Since the start of the unrest, there have been reports in Nicaraguan media of the armed groups using weapons including AK-47s, RPG-7 rocket launchers and Dragunov sniper rifles.
Orozco said the loyalty of these armed groups has less to do with left-wing Sandinista ideology and more to do with “direct or indirect economic benefits” through association with the FSLN.
Some members of pro-government groups are paid, Orozco alleges, while for others their relationship with FSLN might award them a degree of impunity in running illegal businesses. “There are some for example who can traffick drugs and aren’t captured,” Orozco claimed.
An unnamed source reportedly connected to Nicaragua’s police told opposition website Confidencial that the “vigilante groups” are made up of Managua City Hall employees, civilian-dressed police officers, former officers, veteran guerrilla fighters and gang members from Managua and other cities. The source said they are paid 300 to 500 cordobas ($9 to $16) and are given fuel vouchers for their motorbikes or, if they travel in pick-up trucks, full tanks.
‘High degree of collaboration’
The IACHR, which has had a monitoring mechanism in place in Nicaragua since late June, has not yet investigated the membership of the pro-armed groups.
It did not comment on the identity of the masked individuals carrying out the attacks, but the organisation has spoken out about cooperation between the national police force and pro-government armed groups.
“At the beginning of the protests, it was more acquiescence [on the part of the police] … but the last two weeks we have registered a high degree of collaboration between the national police and the [third armed] groups and actually they haven’t even been hiding it,” IACHR Nicaragua Commissioner Antonia Urrejola told Al Jazeera.
In a statement, the IACHR said that during the “clean-up” operations in and near Masaya, police officers and “masked parapolice forces” would “coordinate their actions to perpetrate violence, repress, harass and persecute civilians as well as to remove tranques [barricades]”.
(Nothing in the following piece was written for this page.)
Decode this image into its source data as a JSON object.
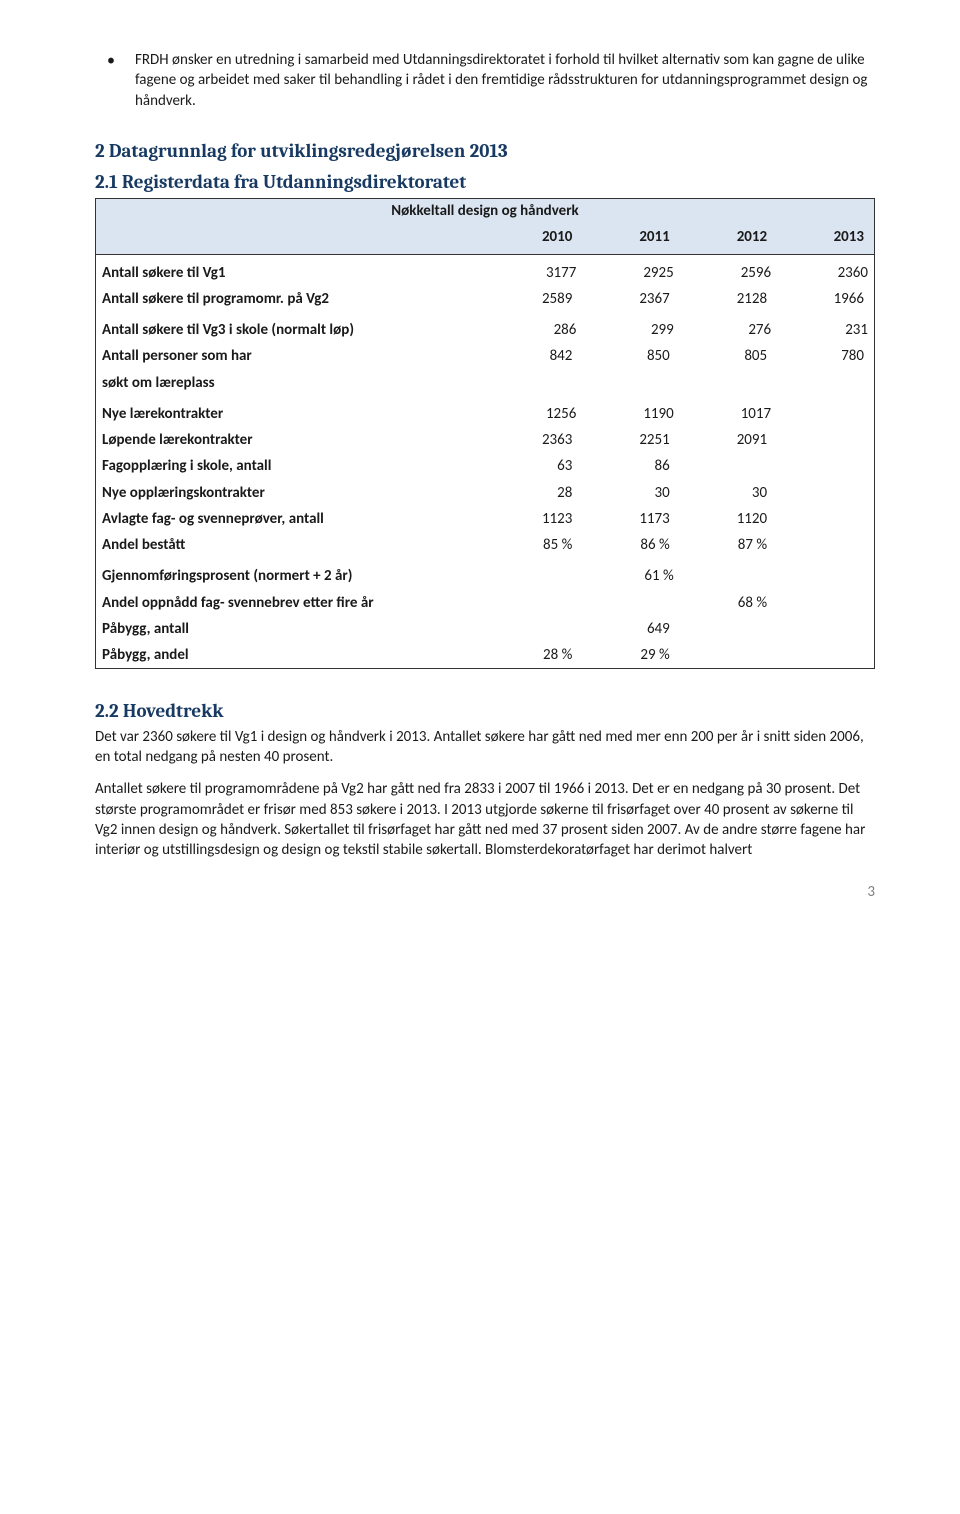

Urrejola said there were also testimonies of “third-party groups that are detaining and mistreating people and then giving them to the police force who take them to jails”.
Nicaragua’s National Police did not respond to Al Jazeera’s multiple requests for comment.
While many protesters have remained peaceful, Urrejola added that IACHR also has information on “very small” armed groups that have been using violence against government supporters.
“The increasing social violence in the country is something that really worries us. We have seen reactions that go beyond the scope of peaceful protests,” she said.
Amnesty International echoed the findings by the IACHR on cooperation with police.
“We have documented that pro-government armed groups work in collaboration and with the support or acquiescence of the police,” Central America researcher Astrid Valencia told Al Jazeera.
“That’s what makes the Nicaraguan state responsible for the acts of these groups.”
‘One more invention’
Nicaragua’s regular army, meanwhile, has distanced itself from Ortega by saying it would not crack down on protesters.
“We don’t have a reason to repress,” protesters, Colonel Manuel Guevara told AFP news agency in May.
“We think dialogue is the solution,” the military spokesperson said.
Since the operations in Masaya and at the UNAN campus have ended, Nicaragua has entered a period of relative calm.
In late July, IACHR Executive Secretary Paulo Abrao said Nicaragua had entered a third phase of the crackdown. He characterised it as “bureaucratic repression” and “uses the criminal and justice system to detain people”.
On Friday, the Associated Press reported that more than 2,000 people have been arrested since protests broke out. Students who had been detained told the news agency police had been joined in the interrogation by paramilitaries.